海で・・ 371
…普通は嬉しいんだろうが、見られてる部分が部分なだけにちょっと複雑。
「あかりさんは僕のほうが歳が近いのでは」
「ふふっ、そうだけどね」
あかりさんは自分の身体を見て言う。
「…若いなんて言えるときって短いものだよ。
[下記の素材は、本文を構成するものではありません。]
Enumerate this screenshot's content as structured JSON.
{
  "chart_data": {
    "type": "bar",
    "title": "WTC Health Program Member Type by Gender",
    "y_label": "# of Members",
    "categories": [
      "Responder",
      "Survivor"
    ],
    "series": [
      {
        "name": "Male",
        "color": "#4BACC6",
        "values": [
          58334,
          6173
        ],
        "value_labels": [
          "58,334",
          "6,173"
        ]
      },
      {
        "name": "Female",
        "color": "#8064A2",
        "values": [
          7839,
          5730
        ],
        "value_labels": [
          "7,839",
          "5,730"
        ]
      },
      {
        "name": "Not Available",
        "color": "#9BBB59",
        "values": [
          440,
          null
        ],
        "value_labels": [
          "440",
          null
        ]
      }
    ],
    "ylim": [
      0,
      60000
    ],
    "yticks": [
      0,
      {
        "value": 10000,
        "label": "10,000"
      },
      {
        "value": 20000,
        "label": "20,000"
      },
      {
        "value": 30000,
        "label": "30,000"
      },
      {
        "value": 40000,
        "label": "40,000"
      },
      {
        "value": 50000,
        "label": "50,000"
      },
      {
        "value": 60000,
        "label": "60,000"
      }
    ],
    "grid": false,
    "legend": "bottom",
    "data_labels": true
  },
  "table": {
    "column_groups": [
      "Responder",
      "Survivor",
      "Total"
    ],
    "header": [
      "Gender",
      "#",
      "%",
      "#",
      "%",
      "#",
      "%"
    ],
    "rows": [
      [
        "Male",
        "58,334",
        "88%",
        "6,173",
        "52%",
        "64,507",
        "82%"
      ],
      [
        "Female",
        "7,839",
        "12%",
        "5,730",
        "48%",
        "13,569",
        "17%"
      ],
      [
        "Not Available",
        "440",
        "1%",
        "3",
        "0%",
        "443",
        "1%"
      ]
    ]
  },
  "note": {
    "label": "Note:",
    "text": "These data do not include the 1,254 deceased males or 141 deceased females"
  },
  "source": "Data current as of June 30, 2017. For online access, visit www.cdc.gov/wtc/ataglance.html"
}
私だって、努力してこうだから」
「努力?」
「ジム通いしたり、エステに行ったりね」
「どうりで初め会った時から綺麗な人だと思いましたよ…僕も鍛えないと駄目だなぁ〜」
「いいはよ…ここを鍛えるのには相手がいるものねぇ!…」
「うわぁ!ソコはぁあ!……」
あかりさんの手から逃げるようにして僕は裸のまま浴室を出た。
…脱衣所でタオルで身体を拭きながら、一息つく。
浴室の中で、あかりさんは鼻歌交じりでシャワーを浴び続けている。
…やっちゃったなぁ
後ろめたさは感じつつも、あかりさんに後悔はないようなので僕も前向きに考えよう。
…でも、正直、これからもないかなと思っていたり。
―あかりさんの予想は的中したのか、父さんはまだ帰っていなかった。
僕はホッと胸を撫で下ろす…
やっぱりあかりさんとヤったことは、父さんにバレる訳にはいかないもんな…
いくら優しい父さんだって、こんなことが分かったら、あかりさんを追い出しかねないだろう…
今日のことは二人だけの秘密にしなくちゃだな…
この日はそのまま部屋で過ごし、父さんが帰った時間は知らなかった。
あかりさんによると日付が変わる手前頃だったそうで…やはりスケベ親父の接待があったらしい、と。
翌朝起きるとキッチンにはあかりさんの姿だけ。
父さんはまだ寝てる…さすがに今日はお休みかな。